Wednesday 5 February 2020

Early in the morning

Every weekday morning I try to be at the gate to our compound at about 6:45 a.m. to greet students coming to school. When we’re back in the UK any time around 6 a.m. feels like an alien time zone, especially in the late autumn and winter months. Out here in Kenya it’s hard to have a lie in. Early morning is a great time as the birds start to get the day going, the sun starts beaming and the piki-piki motor bike taxis roar up and down our road.

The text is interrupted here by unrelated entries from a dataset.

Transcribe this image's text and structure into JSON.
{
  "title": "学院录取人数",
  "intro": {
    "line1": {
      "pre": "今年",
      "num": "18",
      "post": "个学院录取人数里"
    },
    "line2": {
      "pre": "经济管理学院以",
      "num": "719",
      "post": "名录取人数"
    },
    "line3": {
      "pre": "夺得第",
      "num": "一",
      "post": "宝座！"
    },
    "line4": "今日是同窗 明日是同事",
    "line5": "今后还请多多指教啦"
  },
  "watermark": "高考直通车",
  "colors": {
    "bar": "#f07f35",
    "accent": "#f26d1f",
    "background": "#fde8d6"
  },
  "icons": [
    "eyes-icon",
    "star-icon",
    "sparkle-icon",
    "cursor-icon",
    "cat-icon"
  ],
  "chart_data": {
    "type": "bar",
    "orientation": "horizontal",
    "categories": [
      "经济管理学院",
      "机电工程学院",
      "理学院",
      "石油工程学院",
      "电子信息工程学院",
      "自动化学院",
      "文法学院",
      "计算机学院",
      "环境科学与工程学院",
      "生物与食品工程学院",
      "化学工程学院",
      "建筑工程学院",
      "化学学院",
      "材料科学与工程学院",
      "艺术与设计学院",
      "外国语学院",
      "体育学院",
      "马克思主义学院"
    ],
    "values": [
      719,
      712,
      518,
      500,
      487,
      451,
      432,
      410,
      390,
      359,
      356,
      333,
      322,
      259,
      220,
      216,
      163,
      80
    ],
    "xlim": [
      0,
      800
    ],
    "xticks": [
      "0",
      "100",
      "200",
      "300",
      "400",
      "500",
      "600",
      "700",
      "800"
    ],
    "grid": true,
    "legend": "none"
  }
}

To be honest I only really catch the stragglers from the High School as they come through the gates. Most of the students are in their classrooms ready to go by about 6:35. I’m usually joined by the ‘teacher on duty’ for the fifteen minutes before the bell rings for the first lesson of the day. We check on ties and tidiness and at five to seven, start chivvying the late arrivals in. I know the same scene plays itself out in schools at the beginning and end of the school day all over the world. It’s a bit of a ritual, but like most rituals it is reassuringly familiar and settling. 6:55 is the significant boundary time for late arrivals. At 6:55 I step out of the compound to the side of the road, looking for green shirted students in the distance who now know they will have to run the last couple of hundred yards if they’re going to get to their lessons on time. It’s generally the same students. It becomes a bit of a game.

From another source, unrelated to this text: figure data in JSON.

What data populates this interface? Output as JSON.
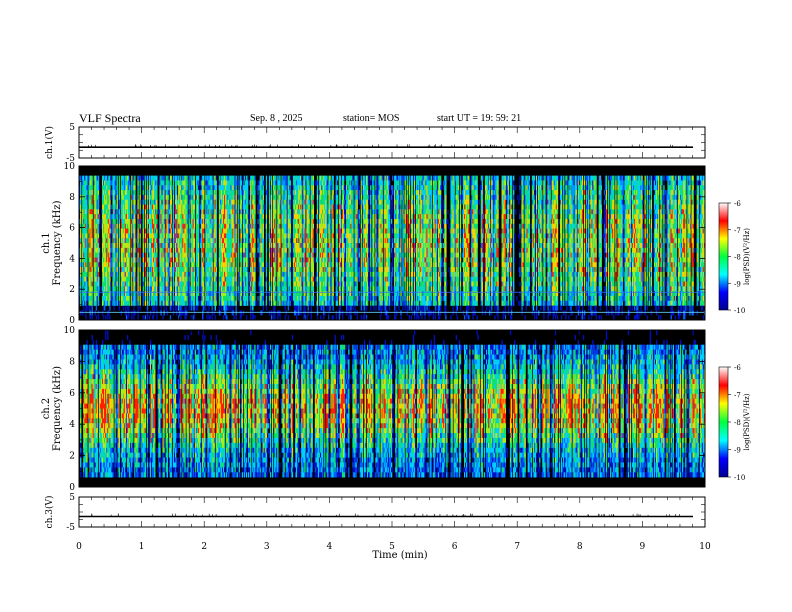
{
  "header": {
    "title": "VLF Spectra",
    "date": "Sep. 8 , 2025",
    "station": "station= MOS",
    "start": "start UT = 19: 59: 21"
  },
  "chart_data": [
    {
      "type": "line",
      "name": "ch1-voltage-trace",
      "ylabel": "ch.1(V)",
      "ylim": [
        -5,
        5
      ],
      "yticks": [
        "5",
        "-5"
      ],
      "x": [
        0,
        10
      ],
      "values": [
        -1.5,
        -1.5
      ]
    },
    {
      "type": "heatmap",
      "name": "ch1-spectrogram",
      "ylabel": "ch.1 Frequency (kHz)",
      "ylim": [
        0,
        10
      ],
      "yticks": [
        "0",
        "2",
        "4",
        "6",
        "8",
        "10"
      ],
      "colorbar": {
        "label": "log(PSD)(V²/Hz)",
        "range": [
          -10,
          -6
        ],
        "ticks": [
          "-10",
          "-9",
          "-8",
          "-7",
          "-6"
        ],
        "colors": [
          "#000090",
          "#0000ff",
          "#00ffff",
          "#00ff40",
          "#ffff00",
          "#ff0000",
          "#ffffff"
        ]
      }
    },
    {
      "type": "heatmap",
      "name": "ch2-spectrogram",
      "ylabel": "ch.2 Frequency (kHz)",
      "ylim": [
        0,
        10
      ],
      "yticks": [
        "0",
        "2",
        "4",
        "6",
        "8",
        "10"
      ],
      "colorbar": {
        "label": "log(PSD)(V²/Hz)",
        "range": [
          -10,
          -6
        ],
        "ticks": [
          "-10",
          "-9",
          "-8",
          "-7",
          "-6"
        ],
        "colors": [
          "#000090",
          "#0000ff",
          "#00ffff",
          "#00ff40",
          "#ffff00",
          "#ff0000",
          "#ffffff"
        ]
      }
    },
    {
      "type": "line",
      "name": "ch3-voltage-trace",
      "ylabel": "ch.3(V)",
      "ylim": [
        -5,
        5
      ],
      "yticks": [
        "5",
        "-5"
      ],
      "xlabel": "Time (min)",
      "xlim": [
        0,
        10
      ],
      "xticks": [
        "0",
        "1",
        "2",
        "3",
        "4",
        "5",
        "6",
        "7",
        "8",
        "9",
        "10"
      ],
      "x": [
        0,
        10
      ],
      "values": [
        -1.5,
        -1.5
      ]
    }
  ]
}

Every morning I’m amazed how courteous, smart and ‘serious’ our students are. In the UK I used to dread the prospect of a uniform crackdown in school, as it would inevitably lead to a week or so of generally tedious confrontations with students who frequently didn’t really want to be in school in the first place and who couldn’t care less about the uniform regulations that we imposed on them. I remember feeling the same when I was a teenager. After the crackdown we’d return to the normal rules of engagement, having achieved nothing. It would be untrue to say that we don’t have any challenges with our students. We do. But they tend to be a result of their taking their education very seriously rather than the generational conflict that plays itself out in so many classrooms in more ‘developed’ countries.

Standing, first thing in the morning, by the side of our now tarmacked road, reminds me how fortunate I am to be out here, doing what I’m doing. It’s easy for me to be at work on time – I just have to get up and walk out of my front door. It sometimes seems a bit of a cliché to talk about the effort that young people have to make to get to school in Africa. It doesn’t make it any less true or impressive. It’s not just the distance that some of our students walk either – it’s the walk in the dark that they have to make when they’re aiming to be in by 6:30 and the mud they have to walk through when it’s hammered it down with rain for most of the night. I don’t know how they manage it. As a teenager I would have considered starting school at 7:00 a.m. a kind of child abuse. Our students don’t finish early either. The ‘candidate’ class (who will be sitting their secondary school leaving exam in November) don’t go home until 6:00 p.m. and the other three forms leave at five! They don’t complain – they would all feel cheated if they had their school day reduced.

Putting yourself in someone else’s shoes is a challenging thing to do. Every morning our students amaze me with their steadfast determination to make it to school and their belief that school still counts for something. When some minor inconvenience upsets my applecart I’m thankful that I’m living and working in a place where there are so many people who remind me how thankful I should be for each day. It doesn’t make me a perfect person, but it does keep me focused and determined to make their morning journey worthwhile. School should still count for something.